This Week From Bedtime Math: Playing With Food

You can find almost any shape if you look carefully -- or you can make it out of your dinner. Food gets stylin& in today&s Bedtime Math challenge.
By Laura Overdeck
Feb 25, 2014



Feb 25, 2014

What is Bedtime Math? A message from Laura: Bedtime Math is a pretty simple idea: We all know we should read to our kids at night, but what about math? My husband and I have done fun, mischief-loaded math problems with our kids at night for years, and when at age 2 our third child started hollering for his own math problem, we realized we were onto something:  In a world where so many people say, "Ewww, math!" we had created a household culture where kids don't just tolerate math, they actually seek it out.

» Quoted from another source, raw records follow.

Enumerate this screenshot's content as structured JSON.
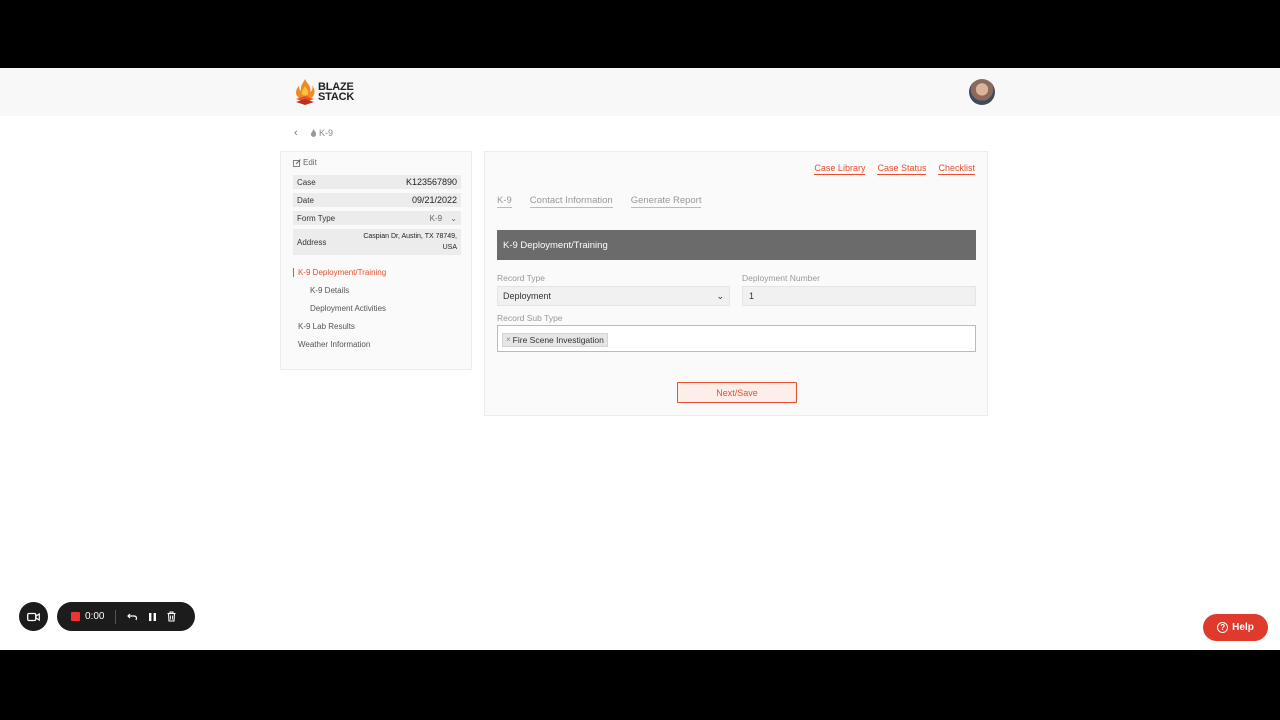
{
  "app": {
    "logo_line1": "BLAZE",
    "logo_line2": "STACK"
  },
  "breadcrumb": {
    "current": "K-9"
  },
  "sidebar": {
    "edit_label": "Edit",
    "info": [
      {
        "label": "Case",
        "value": "K123567890"
      },
      {
        "label": "Date",
        "value": "09/21/2022"
      },
      {
        "label": "Form Type",
        "value": "K-9"
      },
      {
        "label": "Address",
        "value_line1": "Caspian Dr, Austin, TX 78749,",
        "value_line2": "USA"
      }
    ],
    "nav": [
      {
        "label": "K-9 Deployment/Training",
        "active": true
      },
      {
        "label": "K-9 Details"
      },
      {
        "label": "Deployment Activities"
      },
      {
        "label": "K-9 Lab Results"
      },
      {
        "label": "Weather Information"
      }
    ]
  },
  "main": {
    "top_links": [
      "Case Library",
      "Case Status",
      "Checklist"
    ],
    "tabs": [
      "K-9",
      "Contact Information",
      "Generate Report"
    ],
    "section_title": "K-9 Deployment/Training",
    "record_type": {
      "label": "Record Type",
      "value": "Deployment"
    },
    "deployment_number": {
      "label": "Deployment Number",
      "value": "1"
    },
    "record_sub_type": {
      "label": "Record Sub Type",
      "tags": [
        "Fire Scene Investigation"
      ]
    },
    "next_button": "Next/Save"
  },
  "recorder": {
    "time": "0:00"
  },
  "help": {
    "label": "Help"
  },
  "colors": {
    "accent": "#e84e2f",
    "section_header": "#6b6b6b",
    "help": "#e03a2c"
  }
}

Now, every week, we'll be posting a new problem right here on Scholastic Parents!
Today we're talking about cutting our food to be shaped like houses and other things. Sure, at dinner we're supposed to pick up our knife and fork and eat politely. But that doesn't mean we can't get creative. There are all kinds of shapes we can cut out of our food, and that can make your meal a lot more interesting. You can slice brownies into triangles and squares to make houses, or trace a rocket ship out of your grilled cheese, or cut a pancake into a checkerboard and eat every other bite. As we see above, if you cut 4 or 5 long grooves out of a carrot, when you slice the carrot you'll make little flower shapes.

Hungry for more? Try challenging your kids to take a bite out of these food-inspired math problems.

Wee ones: If you use a square piece of toast as the body of your house, a triangle for the roof, and 2 triangles to make a chimney, how many pieces does your house have?

Little kids: If you cut a baby carrot into 5 little flowers and keep the 4 long, skinny carved-out sticks as "grass," how many carrot pieces do you have for your salad?  Bonus: If you eat every other carrot flower starting with the first, how many do you get to eat?

Big kids: If you cut a pancake into 6 rows and 6 columns and eat half the bites, how many checkerboard bites are left on the plate?  Bonus: If you cut 8 rows by 8 columns, you'll probably lose 3 shapes at each corner since the pancake is a circle. If you then eat half of the bites you did make, how many are left?
Wee ones: 4 pieces of toast.
Little kids: 9 carrot pieces.  Bonus: 3 carrot flowers (the 1st, 3rd, and 5th).
Big kids: 18 bites.  Bonus: 26 bites, since you will have made 52 in total (i.e., 64 minus 12).